The incident took place on June 27, or almost a week after the Chinese coast guard warned troops at BRP Sierra Madre of “consequences” if it makes “trouble,” which Philippine authorities construed to refer to the transport of construction and repair materials to the rusty and grounded warship.
Automatic identification system data suggested that the Philippine vessel was “denied access” to Ayungin, which underscored the vulnerability of the BRP Sierra Madre, the Amti wrote in its report on Thursday.
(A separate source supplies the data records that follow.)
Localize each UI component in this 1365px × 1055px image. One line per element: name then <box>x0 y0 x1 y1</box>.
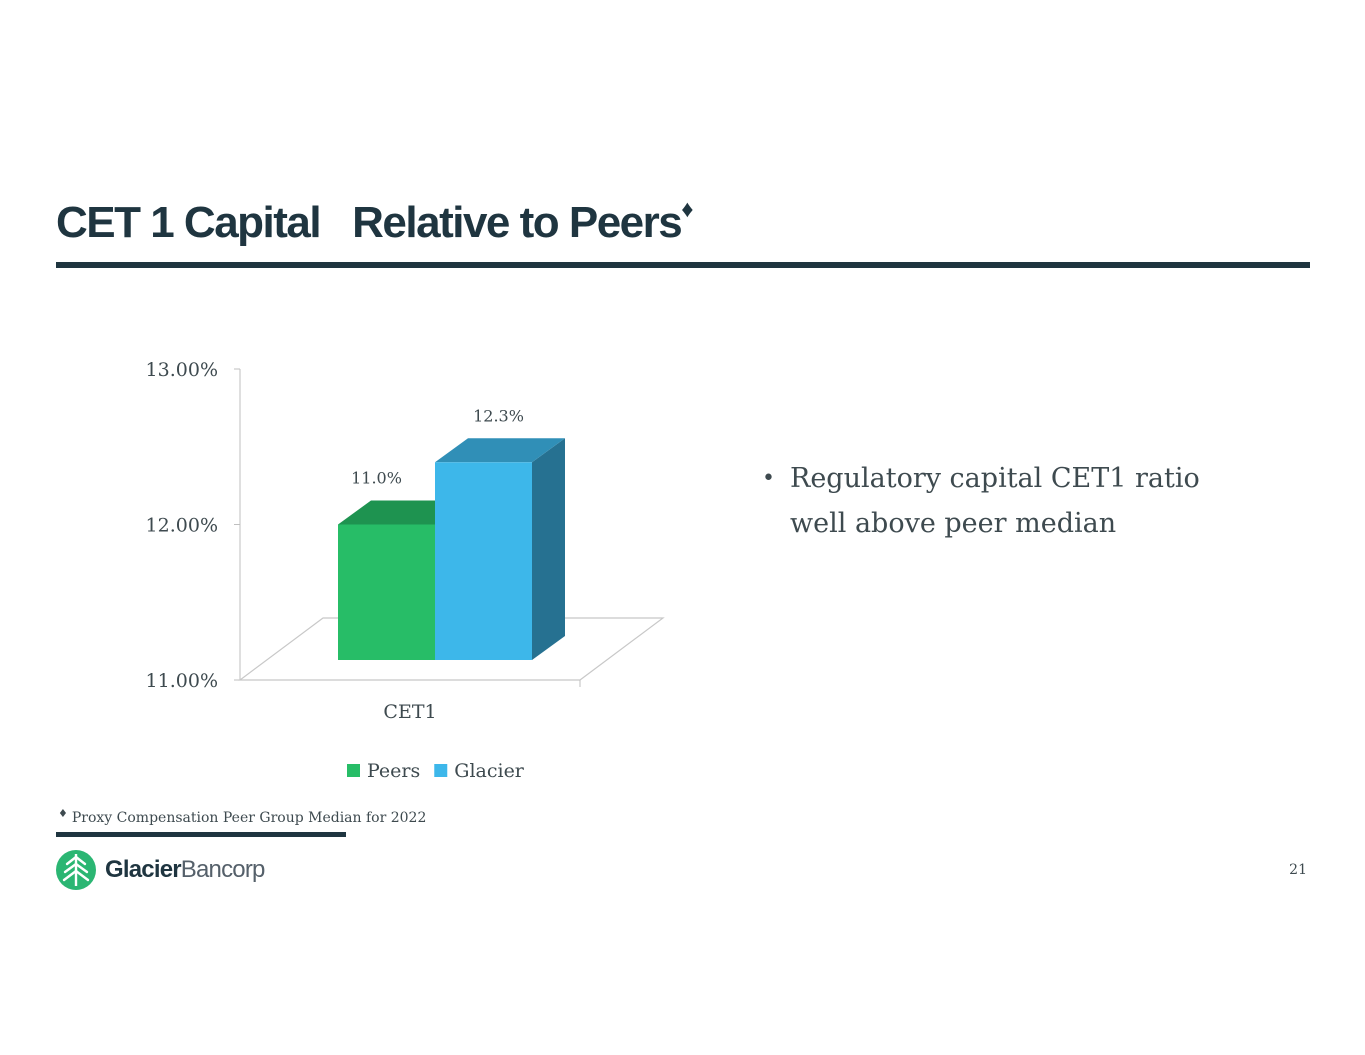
bar-side-glacier <box>532 438 565 660</box>
title-part-1: CET 1 Capital <box>56 198 322 247</box>
diamond-icon: ♦ <box>58 807 68 820</box>
legend-swatch-peers <box>347 764 360 777</box>
data-label-peers: 11.0% <box>351 469 402 488</box>
page-title: CET 1 Capital Relative to Peers♦ <box>56 196 694 248</box>
bar-glacier <box>435 462 532 660</box>
y-tick-label: 11.00% <box>146 670 218 692</box>
legend-label-peers: Peers <box>367 760 420 782</box>
legend-swatch-glacier <box>434 764 448 777</box>
bullet-text: Regulatory capital CET1 ratio well above… <box>790 463 1200 539</box>
title-part-2: Relative to Peers <box>352 198 683 247</box>
legend-label-glacier: Glacier <box>454 760 525 782</box>
logo-word-light: Bancorp <box>180 856 266 883</box>
logo-text: GlacierBancorp <box>105 856 265 884</box>
footnote-divider <box>56 832 346 837</box>
data-label-glacier: 12.3% <box>473 406 524 425</box>
bar-top-glacier <box>435 438 565 463</box>
chart-floor <box>238 617 665 681</box>
company-logo: GlacierBancorp <box>55 849 265 891</box>
bar-peers <box>338 524 435 660</box>
footnote: ♦ Proxy Compensation Peer Group Median fo… <box>58 807 426 826</box>
y-tick-label: 13.00% <box>146 359 218 381</box>
x-category-label: CET1 <box>383 701 436 723</box>
y-tick-label: 12.00% <box>146 515 218 537</box>
logo-word-bold: Glacier <box>105 856 182 883</box>
bullet-icon: • <box>762 466 775 491</box>
bullet-item: • Regulatory capital CET1 ratio well abo… <box>762 456 1202 546</box>
footnote-text: Proxy Compensation Peer Group Median for… <box>71 810 427 826</box>
page-number: 21 <box>1289 862 1307 878</box>
title-divider <box>56 262 1310 268</box>
tree-leaf-icon <box>56 850 96 890</box>
diamond-icon: ♦ <box>681 196 694 223</box>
The 60-meter BFAR vessel left Puerto Princesa City on June 26 for the BRP Sierra Madre. As it approached 12 nautical miles (22.22 kilometers) southeast of the shoal in the morning of June 27, the CCG 5304 came south from the northern edge of the shoal to greet it.
The CCG then tailed the Philippine ship at a distance of 500 meters for another hour until the two parted ways 14 nautical miles (25.9 km) east of Ayungin. The BFAR ship continued eastward and returned to Puerto Princesa City, while the CCG headed back to the northern end of the shoal, the report said.
On June 21, nearly a week before the incident, the Inquirer joined a resupply mission to Ayungin where two wooden boats manned by the Navy were warned by the CCG against bringing construction materials. The CCG later warned the troops at BRP Sierra Madre of “consequences” if they insist on “making trouble.”
Ayungin Shoal is a low-tide elevation located 105 nautical miles (194 km) off Palawan and is within the Philippines’ exclusive economic zone. It is one of the nine features occupied by the Philippines in the Spratly Islands.